Thank you!!Thank you!! I just tested the code using gnu compiler, and
it works very well!!

 

[James Kanze]

The footnote to 7.3.1.1(1) of the C++ standard says: "Although
entities in an unnamed namespace might have external linkage, they are
effectively qualified by a name unique to their
translation unit and therefore can never be seen from any other
translation unit"

What this means is that entities in an unnamed namespace are not
visible from other TUs.

That's not quite true. What it means is that they cannot be
names in other TU's. If your compiler supports export, they can
be seen and used by template instantiations, when the template
has been defined in another TU. (That is, in fact, part of the
reason why the anonymous namespace was invented.)

Note for example:

template< int& ri > class T{} ;

static int i1 ;
T< i1 > t1 ; // Illegal...

namespace { int i2 ; } ;
T< i2 > t2 ; // Legal...

If T were actuallly exported, and contained code, that code
could refer to i2 by means of its argument ri.
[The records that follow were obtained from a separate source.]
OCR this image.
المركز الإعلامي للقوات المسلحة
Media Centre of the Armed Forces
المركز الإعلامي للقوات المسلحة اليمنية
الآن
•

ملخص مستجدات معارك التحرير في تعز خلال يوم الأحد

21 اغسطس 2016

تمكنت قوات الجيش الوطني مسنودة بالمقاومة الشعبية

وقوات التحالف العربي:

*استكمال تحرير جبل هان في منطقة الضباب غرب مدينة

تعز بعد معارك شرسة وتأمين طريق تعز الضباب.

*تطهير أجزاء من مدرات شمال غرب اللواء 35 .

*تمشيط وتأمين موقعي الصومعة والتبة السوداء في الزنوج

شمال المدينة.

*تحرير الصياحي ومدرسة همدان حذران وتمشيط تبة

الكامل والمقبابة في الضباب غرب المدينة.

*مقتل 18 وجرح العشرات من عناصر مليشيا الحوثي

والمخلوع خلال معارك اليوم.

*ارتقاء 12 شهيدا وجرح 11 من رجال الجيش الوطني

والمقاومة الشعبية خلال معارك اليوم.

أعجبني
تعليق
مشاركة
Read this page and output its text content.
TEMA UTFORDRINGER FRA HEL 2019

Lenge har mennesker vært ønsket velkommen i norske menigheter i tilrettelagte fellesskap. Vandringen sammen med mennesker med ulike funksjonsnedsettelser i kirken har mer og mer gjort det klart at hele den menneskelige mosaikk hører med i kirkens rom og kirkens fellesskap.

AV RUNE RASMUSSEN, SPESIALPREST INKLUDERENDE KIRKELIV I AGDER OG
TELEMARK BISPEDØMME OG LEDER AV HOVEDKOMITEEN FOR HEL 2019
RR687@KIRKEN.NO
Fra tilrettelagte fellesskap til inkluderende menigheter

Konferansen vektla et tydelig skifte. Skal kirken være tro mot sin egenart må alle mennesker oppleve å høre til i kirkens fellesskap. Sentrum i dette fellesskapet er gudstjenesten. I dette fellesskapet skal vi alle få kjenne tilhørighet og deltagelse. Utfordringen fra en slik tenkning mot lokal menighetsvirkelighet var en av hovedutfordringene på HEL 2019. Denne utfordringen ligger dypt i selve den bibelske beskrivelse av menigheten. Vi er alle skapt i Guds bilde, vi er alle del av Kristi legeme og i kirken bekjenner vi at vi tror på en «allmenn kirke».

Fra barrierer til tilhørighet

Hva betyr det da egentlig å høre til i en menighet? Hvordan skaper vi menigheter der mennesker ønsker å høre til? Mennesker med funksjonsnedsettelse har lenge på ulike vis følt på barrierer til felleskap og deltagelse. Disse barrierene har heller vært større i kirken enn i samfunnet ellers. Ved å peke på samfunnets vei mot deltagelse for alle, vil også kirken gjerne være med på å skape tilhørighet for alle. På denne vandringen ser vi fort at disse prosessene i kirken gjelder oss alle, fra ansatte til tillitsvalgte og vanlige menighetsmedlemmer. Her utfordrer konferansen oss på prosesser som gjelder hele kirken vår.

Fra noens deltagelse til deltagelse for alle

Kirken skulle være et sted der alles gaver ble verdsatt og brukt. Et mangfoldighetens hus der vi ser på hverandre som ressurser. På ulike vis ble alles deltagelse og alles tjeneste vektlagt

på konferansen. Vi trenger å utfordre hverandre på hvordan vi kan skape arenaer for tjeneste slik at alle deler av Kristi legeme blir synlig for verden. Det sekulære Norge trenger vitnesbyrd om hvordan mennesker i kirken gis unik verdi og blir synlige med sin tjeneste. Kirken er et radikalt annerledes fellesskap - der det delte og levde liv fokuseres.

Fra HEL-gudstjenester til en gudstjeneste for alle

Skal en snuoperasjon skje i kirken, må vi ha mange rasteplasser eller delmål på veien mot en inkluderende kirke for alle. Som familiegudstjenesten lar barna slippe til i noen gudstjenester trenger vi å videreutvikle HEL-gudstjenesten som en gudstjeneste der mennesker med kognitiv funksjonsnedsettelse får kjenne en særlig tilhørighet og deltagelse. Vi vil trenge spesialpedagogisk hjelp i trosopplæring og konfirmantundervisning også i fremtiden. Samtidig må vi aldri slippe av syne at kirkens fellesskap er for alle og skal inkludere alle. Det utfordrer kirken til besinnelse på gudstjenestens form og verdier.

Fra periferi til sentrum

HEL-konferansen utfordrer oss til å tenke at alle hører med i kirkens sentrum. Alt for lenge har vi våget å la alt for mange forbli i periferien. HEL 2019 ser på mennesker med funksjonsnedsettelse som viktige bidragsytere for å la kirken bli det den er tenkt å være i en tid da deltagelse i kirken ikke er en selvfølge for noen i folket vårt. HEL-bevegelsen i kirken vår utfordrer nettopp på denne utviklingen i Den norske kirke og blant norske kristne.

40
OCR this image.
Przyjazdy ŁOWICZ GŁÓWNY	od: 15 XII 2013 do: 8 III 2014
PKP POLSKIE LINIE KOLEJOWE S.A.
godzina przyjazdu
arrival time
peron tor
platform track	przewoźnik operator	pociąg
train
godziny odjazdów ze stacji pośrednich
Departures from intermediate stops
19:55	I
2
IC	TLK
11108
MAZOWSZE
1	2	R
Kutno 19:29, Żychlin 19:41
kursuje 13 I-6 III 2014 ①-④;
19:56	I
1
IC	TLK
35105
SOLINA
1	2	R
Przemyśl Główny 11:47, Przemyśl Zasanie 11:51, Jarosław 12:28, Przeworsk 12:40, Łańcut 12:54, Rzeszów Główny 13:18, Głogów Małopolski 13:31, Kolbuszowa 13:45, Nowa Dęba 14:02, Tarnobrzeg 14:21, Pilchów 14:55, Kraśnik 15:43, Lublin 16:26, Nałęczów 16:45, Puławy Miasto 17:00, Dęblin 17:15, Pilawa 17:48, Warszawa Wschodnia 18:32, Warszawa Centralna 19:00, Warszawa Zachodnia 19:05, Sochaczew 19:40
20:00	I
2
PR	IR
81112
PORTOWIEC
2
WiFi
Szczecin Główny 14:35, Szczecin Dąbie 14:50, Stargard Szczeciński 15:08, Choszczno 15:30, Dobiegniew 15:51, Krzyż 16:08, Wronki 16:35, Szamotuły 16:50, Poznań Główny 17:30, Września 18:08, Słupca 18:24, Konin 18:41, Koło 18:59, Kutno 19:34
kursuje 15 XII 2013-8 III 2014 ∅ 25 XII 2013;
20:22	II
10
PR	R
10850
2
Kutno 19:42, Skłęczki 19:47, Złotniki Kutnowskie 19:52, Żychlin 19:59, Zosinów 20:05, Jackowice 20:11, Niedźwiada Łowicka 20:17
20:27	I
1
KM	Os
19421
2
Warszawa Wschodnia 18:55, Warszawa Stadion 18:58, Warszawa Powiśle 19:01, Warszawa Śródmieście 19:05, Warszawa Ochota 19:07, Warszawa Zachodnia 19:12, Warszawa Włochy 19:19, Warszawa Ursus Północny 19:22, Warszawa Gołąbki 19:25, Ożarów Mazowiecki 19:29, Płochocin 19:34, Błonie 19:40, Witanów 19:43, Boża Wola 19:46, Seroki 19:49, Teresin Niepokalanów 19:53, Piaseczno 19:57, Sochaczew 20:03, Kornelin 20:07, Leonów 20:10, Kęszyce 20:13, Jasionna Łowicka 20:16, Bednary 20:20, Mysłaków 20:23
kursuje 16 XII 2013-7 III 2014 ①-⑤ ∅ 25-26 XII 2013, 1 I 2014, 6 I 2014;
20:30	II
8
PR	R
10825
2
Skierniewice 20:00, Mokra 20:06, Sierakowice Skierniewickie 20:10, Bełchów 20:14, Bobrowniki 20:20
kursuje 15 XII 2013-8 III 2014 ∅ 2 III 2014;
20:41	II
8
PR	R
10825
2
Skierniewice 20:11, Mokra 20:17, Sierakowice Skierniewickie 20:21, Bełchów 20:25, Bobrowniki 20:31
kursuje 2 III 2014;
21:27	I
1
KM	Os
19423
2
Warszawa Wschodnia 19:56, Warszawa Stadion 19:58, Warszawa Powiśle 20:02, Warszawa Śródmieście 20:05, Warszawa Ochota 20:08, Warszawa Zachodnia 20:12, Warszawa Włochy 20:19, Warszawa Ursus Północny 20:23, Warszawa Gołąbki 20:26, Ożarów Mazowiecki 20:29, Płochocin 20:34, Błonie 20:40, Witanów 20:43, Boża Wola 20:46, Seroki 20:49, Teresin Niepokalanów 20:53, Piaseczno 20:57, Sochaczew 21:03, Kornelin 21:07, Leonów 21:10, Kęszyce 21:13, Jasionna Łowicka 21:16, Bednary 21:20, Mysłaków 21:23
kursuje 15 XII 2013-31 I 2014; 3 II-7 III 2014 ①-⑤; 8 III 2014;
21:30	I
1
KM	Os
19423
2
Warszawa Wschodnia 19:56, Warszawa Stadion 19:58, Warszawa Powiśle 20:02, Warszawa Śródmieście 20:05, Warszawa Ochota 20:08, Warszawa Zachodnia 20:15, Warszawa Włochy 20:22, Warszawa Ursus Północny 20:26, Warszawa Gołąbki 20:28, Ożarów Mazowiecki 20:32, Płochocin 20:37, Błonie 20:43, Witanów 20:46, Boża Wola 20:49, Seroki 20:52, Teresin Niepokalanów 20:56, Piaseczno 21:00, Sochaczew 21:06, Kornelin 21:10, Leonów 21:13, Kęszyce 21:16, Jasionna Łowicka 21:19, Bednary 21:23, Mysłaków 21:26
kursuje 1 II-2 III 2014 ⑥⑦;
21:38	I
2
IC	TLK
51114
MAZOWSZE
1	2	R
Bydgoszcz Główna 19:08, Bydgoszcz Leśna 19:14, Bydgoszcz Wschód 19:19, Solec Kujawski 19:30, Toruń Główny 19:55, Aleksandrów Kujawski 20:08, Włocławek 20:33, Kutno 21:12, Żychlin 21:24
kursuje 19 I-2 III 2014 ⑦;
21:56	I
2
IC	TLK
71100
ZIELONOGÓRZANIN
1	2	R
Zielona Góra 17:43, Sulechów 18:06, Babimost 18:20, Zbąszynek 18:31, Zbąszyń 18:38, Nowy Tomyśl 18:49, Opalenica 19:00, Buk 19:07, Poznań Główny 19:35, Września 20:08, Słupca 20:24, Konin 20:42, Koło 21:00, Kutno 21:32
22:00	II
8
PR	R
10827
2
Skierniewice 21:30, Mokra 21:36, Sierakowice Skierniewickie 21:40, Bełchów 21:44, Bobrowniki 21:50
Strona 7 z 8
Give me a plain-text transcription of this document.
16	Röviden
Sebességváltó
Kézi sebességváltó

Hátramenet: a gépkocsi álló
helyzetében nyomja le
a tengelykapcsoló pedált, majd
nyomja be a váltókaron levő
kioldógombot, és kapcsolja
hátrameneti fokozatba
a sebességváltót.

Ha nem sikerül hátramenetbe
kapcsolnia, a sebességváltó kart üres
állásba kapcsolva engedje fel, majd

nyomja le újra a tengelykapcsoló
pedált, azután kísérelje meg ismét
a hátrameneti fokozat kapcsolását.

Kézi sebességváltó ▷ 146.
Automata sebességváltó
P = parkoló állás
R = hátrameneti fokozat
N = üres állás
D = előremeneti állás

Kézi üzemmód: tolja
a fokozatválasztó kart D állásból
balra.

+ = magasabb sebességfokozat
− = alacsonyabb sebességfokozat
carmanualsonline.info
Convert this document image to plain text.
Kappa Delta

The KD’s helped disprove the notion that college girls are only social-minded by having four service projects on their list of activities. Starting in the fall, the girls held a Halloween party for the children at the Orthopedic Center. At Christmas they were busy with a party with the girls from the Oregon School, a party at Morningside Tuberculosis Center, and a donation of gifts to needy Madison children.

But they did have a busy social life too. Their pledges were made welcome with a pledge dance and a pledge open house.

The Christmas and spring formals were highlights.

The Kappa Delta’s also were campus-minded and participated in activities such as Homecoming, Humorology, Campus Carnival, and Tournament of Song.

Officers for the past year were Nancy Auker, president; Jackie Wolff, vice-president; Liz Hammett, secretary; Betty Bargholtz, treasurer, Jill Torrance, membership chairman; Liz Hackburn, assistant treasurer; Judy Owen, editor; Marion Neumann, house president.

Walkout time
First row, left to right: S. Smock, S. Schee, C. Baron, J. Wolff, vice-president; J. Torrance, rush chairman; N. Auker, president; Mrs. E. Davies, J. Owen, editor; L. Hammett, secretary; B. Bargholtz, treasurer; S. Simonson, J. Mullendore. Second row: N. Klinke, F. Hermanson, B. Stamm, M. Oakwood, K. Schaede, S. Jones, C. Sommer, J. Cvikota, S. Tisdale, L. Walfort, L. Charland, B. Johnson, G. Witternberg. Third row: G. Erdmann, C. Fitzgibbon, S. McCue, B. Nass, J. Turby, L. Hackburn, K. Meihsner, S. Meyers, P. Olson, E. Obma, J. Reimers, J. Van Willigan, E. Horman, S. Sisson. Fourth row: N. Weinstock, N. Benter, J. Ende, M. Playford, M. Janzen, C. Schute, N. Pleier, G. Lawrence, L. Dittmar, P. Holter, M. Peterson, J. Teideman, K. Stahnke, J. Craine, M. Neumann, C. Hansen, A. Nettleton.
Even though the
code was in another translation unit. This is not possible with
static.

 

[CrazyJohn]

Dude, thanks for your reply, I really appreciate it. I was just about
to tell myself I understand this, but what you said confuses me
again.

That's not quite true. What it means is that they cannot be
names in other TU's. If your compiler supports export, they can
be seen and used by template instantiations, when the template
has been defined in another TU. (That is, in fact, part of the
reason why the anonymous namespace was invented.)

Note for example:

template< int& ri > class T{} ;

static int i1 ;
T< i1 > t1 ; // Illegal...

namespace { int i2 ; } ;
T< i2 > t2 ; // Legal...

I understand why using "i1" is illegal, but would you explain why
using unnamed namespace is legal again? And what is this "export"
thing btw......

Thanks in advance.

 

[James Kanze]

Dude, thanks for your reply, I really appreciate it. I was just about
to tell myself I understand this, but what you said confuses me
again.

I understand why using "i1" is illegal, but would you explain why
using unnamed namespace is legal again?

The difference is simple: using static forces internal linkage,
and the standard says that you cannot instantiate a template
over something that has internal linkage. Roughly speaking, the
entity being named cannot be accessed outside of the translation
unit (and the "translation unit" in which template instantiation
takes place is distinct from the one which triggers the
instantiation, at least when the template is exported). An
anonymous namespace has no impact on linkage. The entity has
external linkage, exactly as if it had been declared in a named
namespace, or globally. What protects it from accidental
conflicts in other translation units is that you can't name the
namespace it's in. You can't name it, but the compiler still
knows, and can use it in the instantiation of a template.

And what is this "export"
thing btw......

A standard (but not widely implemented) feature which allows you
to define the templates in a separate translation unit, so that
you don't accidentally pick up unwanted local definitions.